Both Sweden and Norway notched better-than-expected recoveries in the 3rd quarter, with GDP (gross domestic product) broadening by 4.3% and 5.2% respectively after the second-quarter slump at the height of the coronavirus crisis.

Together with the favorable news on vaccines driving optimism about a global economic healing in 2021, HSBC worldwide economic expert James Pomeroy stated in a research note Monday that the degree of financial support readily available in both countries offers cause for a rosier outlook than the remainder of the industrialized world.

“Like much of the world, Scandinavia’s economies saw a strong rebound in Q3 2020. Development rates may not look as strong as elsewhere in the world on a quarterly basis, but the yearly declines are smaller than most developed economies,” Pomeroy said.

Both economies tightened up restrictions over the past month, despite Sweden’s previous skeptical position on lockdowns. Although not rather as stringent as the steps taken somewhere else on the continent, Swedish Prime Minister Stefan Lofven has urged the public to avoid gyms, libraries and restaurants and cut the limitation on public gatherings from 50 to 8.

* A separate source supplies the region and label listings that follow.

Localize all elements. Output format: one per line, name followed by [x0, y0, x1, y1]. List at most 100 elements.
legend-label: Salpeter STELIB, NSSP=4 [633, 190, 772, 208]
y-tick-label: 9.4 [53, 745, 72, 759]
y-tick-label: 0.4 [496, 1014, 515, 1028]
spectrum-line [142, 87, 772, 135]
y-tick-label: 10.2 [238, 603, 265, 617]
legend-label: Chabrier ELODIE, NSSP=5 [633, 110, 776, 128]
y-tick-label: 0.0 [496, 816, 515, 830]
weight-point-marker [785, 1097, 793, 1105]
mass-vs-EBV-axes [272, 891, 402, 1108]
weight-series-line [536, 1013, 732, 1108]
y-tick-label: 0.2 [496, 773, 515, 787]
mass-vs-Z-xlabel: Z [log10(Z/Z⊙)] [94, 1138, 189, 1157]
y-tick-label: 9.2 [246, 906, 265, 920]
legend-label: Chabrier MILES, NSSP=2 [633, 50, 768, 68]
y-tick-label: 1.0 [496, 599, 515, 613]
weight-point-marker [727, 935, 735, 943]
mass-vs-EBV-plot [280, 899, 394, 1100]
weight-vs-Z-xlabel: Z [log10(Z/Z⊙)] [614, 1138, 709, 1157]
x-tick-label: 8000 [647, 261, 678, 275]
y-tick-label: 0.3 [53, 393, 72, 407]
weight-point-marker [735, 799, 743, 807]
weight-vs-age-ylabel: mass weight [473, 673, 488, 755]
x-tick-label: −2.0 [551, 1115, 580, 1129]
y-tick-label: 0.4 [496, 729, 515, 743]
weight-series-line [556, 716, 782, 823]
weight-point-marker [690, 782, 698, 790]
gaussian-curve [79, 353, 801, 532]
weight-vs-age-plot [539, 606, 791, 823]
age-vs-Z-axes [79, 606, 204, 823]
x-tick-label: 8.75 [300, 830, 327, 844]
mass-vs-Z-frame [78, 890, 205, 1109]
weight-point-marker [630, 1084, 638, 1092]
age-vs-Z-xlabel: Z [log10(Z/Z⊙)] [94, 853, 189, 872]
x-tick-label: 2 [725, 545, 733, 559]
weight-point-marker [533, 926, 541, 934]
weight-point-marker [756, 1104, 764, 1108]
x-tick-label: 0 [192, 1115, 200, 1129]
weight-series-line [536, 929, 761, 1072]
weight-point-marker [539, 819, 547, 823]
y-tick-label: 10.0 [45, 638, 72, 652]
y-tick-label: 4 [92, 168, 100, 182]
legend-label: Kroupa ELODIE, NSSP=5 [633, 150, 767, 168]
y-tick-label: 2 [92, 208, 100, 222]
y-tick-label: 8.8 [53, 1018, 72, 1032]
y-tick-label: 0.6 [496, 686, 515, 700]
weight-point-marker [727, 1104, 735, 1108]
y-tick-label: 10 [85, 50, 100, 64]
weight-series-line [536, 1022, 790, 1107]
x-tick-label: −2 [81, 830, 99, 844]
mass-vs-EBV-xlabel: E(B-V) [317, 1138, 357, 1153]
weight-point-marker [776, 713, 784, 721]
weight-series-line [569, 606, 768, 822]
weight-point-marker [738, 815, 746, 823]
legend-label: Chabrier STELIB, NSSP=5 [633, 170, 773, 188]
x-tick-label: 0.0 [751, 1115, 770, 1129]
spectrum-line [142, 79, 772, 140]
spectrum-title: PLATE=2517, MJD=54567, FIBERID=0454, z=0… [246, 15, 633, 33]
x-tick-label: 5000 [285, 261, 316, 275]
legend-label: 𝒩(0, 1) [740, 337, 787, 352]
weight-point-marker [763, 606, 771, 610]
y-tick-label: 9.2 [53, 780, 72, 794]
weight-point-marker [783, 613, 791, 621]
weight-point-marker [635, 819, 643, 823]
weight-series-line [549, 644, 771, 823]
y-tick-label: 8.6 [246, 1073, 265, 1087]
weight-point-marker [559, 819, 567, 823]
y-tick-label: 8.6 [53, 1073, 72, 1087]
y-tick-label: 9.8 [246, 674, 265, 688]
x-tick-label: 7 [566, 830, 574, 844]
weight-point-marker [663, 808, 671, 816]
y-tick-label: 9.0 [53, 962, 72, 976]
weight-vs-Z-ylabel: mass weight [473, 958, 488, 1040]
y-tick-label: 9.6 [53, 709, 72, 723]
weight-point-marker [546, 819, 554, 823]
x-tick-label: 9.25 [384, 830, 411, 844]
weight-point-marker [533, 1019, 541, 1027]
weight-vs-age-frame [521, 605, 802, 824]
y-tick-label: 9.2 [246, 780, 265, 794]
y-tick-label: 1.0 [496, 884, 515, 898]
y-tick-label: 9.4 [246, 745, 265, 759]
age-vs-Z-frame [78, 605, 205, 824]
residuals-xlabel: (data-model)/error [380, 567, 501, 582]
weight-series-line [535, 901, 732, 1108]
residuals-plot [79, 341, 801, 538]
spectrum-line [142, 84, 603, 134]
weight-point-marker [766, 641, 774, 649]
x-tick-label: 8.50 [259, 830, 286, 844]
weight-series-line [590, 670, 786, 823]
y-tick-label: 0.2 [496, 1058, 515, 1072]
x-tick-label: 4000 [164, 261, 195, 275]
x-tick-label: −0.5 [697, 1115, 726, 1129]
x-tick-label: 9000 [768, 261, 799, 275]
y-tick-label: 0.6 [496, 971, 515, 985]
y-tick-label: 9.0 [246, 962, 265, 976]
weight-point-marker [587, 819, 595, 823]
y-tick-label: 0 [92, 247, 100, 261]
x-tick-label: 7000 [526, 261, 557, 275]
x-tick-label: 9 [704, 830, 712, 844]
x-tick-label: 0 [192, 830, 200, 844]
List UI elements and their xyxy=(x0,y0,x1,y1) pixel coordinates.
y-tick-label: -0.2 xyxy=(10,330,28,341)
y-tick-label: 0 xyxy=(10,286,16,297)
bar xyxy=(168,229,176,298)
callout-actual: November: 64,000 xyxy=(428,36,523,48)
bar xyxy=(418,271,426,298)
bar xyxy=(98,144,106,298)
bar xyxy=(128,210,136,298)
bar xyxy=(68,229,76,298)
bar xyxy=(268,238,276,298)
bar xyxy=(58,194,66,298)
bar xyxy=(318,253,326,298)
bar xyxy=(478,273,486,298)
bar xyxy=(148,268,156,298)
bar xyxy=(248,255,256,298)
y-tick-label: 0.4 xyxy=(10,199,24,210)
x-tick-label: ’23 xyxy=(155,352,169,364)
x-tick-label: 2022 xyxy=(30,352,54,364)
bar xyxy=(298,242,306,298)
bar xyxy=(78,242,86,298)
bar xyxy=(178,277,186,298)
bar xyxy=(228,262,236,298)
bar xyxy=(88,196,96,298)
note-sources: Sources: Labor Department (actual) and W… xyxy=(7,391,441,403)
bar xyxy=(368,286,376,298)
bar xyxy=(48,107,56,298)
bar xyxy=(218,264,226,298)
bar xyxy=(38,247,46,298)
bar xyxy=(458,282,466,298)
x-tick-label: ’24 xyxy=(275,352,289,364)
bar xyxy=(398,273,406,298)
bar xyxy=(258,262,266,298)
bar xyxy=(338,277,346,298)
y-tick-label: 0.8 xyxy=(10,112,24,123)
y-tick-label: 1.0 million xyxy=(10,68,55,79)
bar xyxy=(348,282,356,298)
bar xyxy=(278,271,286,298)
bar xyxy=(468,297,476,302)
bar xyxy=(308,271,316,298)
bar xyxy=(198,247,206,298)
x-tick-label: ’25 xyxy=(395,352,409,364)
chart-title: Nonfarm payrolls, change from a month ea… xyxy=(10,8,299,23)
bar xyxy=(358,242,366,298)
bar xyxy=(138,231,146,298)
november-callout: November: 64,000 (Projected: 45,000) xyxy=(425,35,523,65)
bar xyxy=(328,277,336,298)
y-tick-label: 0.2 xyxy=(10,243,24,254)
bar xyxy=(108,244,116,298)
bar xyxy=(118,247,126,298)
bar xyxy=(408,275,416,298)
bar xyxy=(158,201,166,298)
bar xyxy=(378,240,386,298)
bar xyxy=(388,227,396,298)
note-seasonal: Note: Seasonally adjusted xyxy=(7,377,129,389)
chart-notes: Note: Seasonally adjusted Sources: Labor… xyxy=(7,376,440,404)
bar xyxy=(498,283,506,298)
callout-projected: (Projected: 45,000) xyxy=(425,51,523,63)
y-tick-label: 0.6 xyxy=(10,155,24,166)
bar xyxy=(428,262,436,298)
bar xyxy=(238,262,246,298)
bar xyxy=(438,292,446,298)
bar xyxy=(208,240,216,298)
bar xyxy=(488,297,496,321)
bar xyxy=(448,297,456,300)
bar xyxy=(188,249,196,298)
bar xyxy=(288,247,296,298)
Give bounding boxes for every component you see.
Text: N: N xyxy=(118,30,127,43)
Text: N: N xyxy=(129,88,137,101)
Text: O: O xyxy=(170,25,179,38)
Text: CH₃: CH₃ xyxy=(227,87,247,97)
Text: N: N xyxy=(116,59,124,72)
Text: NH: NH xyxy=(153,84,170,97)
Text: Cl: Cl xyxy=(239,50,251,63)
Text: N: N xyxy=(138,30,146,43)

“This will plainly indicate headwinds for intake in the 2nd half of Q4– therefore we cut our development forecast for the quarter to -1.7% (from +1.4%),” Pomeroy stated.

Norway has fared somewhat much better, with less than 70 deaths as an outcome of Covid-19 since July, while the GDP rebound of 5.2% after the 2nd quarter’s 6% contraction leaves the economy on a firmer footing than much of the continent.